Caprese Grilled Cheese

fresh tomato, fried basil and fresh mozzarella on homemade sourdough bread - it's caprese grilled cheese!

 Pete Scherer

Prep: 10 mins
Cook: 10 mins
Total: 20 mins
Serving: 1 serving
Nutritional Guidelines (per serving)
777 Calories
36g Fat
84g Carbs
36g Protein
See Full Nutritional Guidelines Hide Full Nutritional Guidelines
Nutrition Facts
Servings: 1
Amount per serving
Calories 777
% Daily Value*
Total Fat 36g 46%
Saturated Fat 15g 73%
Cholesterol 71mg 24%
Sodium 1188mg 52%
Total Carbohydrate 84g 31%
Dietary Fiber 9g 34%
Protein 36g
Calcium 900mg 69%
*The % Daily Value (DV) tells you how much a nutrient in a food serving contributes to a daily diet. 2,000 calories a day is used for general nutrition advice.
(Nutrition information is calculated using an ingredient database and should be considered an estimate.)

Caprese means from Capri, the storied island off the western coast of Italy belonging to the region of Campania.

Traditional insalata caprese contains only raw tomatoes, fresh mozzarella, sweet basil, extra virgin olive oil and a sprinkle of good sea salt. Many variations on the internet contain vinegar, but this is blasphemous, as the strong acidity will overpower the tang of the tomatoes and the subtle flavors of the fresh cheese. Anyway, turning the salad into a hot sandwich is heretical enough without fundamentally altering the source material. This recipe is an attempt at a faithful translation. On the other hand, we don’t want to tell anyone what to do. If you want to use pesto, dried or cooked tomatoes, or even the blasphemous vinegar, have at it. But first try to get the basic elements in balance.

Though you could use cooked or dried tomatoes, we like to leave them raw. Stray too far into cooked territory and you lose the character of a caprese, flirting instead with a sort of french bread pizza or calzone. Raw tomato, however, contains a lot of liquid that can threaten the toastiness of your sandwich. In order to keep the bread from getting soggy, slice the tomato thinly, and fry the bread in perhaps a bit more olive oil than you might normally use for a regular grilled cheese.

The one major innovation here is to fry the basil. Flash fried herbs are fun and pretty, whereas warmed fresh basil turns brown. Just make sure the oil isn't too hot.

This sandwich is vegetarian friendly and perfect for a quick light lunch, dinner, or even cut up in smaller pieces for a canapé.

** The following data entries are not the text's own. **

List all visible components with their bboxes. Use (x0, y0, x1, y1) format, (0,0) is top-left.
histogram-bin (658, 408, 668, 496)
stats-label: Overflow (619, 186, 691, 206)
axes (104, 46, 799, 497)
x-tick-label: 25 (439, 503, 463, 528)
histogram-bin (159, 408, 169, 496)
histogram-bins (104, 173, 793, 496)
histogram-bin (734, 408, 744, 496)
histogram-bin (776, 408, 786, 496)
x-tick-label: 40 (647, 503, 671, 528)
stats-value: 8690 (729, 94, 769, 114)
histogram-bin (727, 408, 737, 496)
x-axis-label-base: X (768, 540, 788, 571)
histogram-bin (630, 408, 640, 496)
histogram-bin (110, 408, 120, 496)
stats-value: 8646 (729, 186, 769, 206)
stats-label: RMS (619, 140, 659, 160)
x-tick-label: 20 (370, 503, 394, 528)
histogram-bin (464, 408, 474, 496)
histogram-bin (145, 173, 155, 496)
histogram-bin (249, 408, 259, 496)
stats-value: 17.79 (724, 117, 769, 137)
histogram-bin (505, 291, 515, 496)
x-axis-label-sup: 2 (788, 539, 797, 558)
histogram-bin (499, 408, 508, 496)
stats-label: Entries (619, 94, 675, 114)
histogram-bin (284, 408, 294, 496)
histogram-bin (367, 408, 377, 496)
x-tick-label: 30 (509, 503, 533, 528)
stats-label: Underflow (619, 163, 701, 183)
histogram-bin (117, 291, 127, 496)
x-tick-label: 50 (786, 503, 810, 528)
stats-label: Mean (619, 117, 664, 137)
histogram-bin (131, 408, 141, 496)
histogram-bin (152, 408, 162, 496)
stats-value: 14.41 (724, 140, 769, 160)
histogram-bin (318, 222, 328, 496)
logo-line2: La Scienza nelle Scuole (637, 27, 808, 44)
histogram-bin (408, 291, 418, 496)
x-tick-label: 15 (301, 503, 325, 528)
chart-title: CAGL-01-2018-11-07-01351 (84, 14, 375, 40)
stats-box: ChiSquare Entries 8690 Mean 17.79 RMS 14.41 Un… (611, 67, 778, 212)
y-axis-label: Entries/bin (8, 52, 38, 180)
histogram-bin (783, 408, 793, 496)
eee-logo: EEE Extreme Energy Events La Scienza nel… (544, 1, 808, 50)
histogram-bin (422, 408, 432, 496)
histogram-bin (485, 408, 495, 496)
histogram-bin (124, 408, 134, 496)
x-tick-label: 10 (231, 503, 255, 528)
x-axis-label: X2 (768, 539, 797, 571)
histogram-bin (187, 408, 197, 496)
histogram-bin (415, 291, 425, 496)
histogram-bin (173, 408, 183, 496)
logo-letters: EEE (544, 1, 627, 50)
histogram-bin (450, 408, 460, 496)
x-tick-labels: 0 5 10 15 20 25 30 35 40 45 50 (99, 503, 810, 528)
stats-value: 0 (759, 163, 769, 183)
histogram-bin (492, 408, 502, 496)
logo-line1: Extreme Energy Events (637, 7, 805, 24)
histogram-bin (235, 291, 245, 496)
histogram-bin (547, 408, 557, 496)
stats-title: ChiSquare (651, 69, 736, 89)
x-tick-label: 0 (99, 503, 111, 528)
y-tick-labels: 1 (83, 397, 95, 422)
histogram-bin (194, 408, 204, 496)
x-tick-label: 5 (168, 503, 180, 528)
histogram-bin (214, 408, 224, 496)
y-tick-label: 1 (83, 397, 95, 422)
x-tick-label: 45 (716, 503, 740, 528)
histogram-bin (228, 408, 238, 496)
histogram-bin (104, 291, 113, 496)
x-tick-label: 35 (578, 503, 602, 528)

  • 2 slices lean crusty bread
  • 2-3 ounces fresh mozzarella cheese
  • 6-8 large fresh basil leaves
  • 1-2 ounces fresh ripe tomato, thinly sliced
  • 2 tablespoons extra virgin olive oil
  • Sea salt to taste

Steps to Make It

  1. Gather all ingredients.

  2. Slice the mozzarella and place the slices on a paper towel to absorb excess moisture.

  3. Heat two tablespoons of the olive oil in a pan over medium heat. Do not allow the oil to smoke.Fry the basil leaves in the oil on both sides until bright, crispy and translucent, approximately 30 seconds. Be aware that the moisture in the basil may pop a little bit and possibly splatter a small amount of oil.

  4. Remove the fried leaves to the sliced bread and layer on the mozzarella and tomato. Fry the sandwich in the olive oil that remains in the pan until browned and melty. When flipping the sandwich, add more oil if necessary, then press the sandwich down with a spatula, or place a weight on top such as a small cast iron skillet. Pressing the sandwich as it cooks will help the cheese melt.

  5. Plate the sandwich and season with a sprinkle of sea salt. Serve immediately.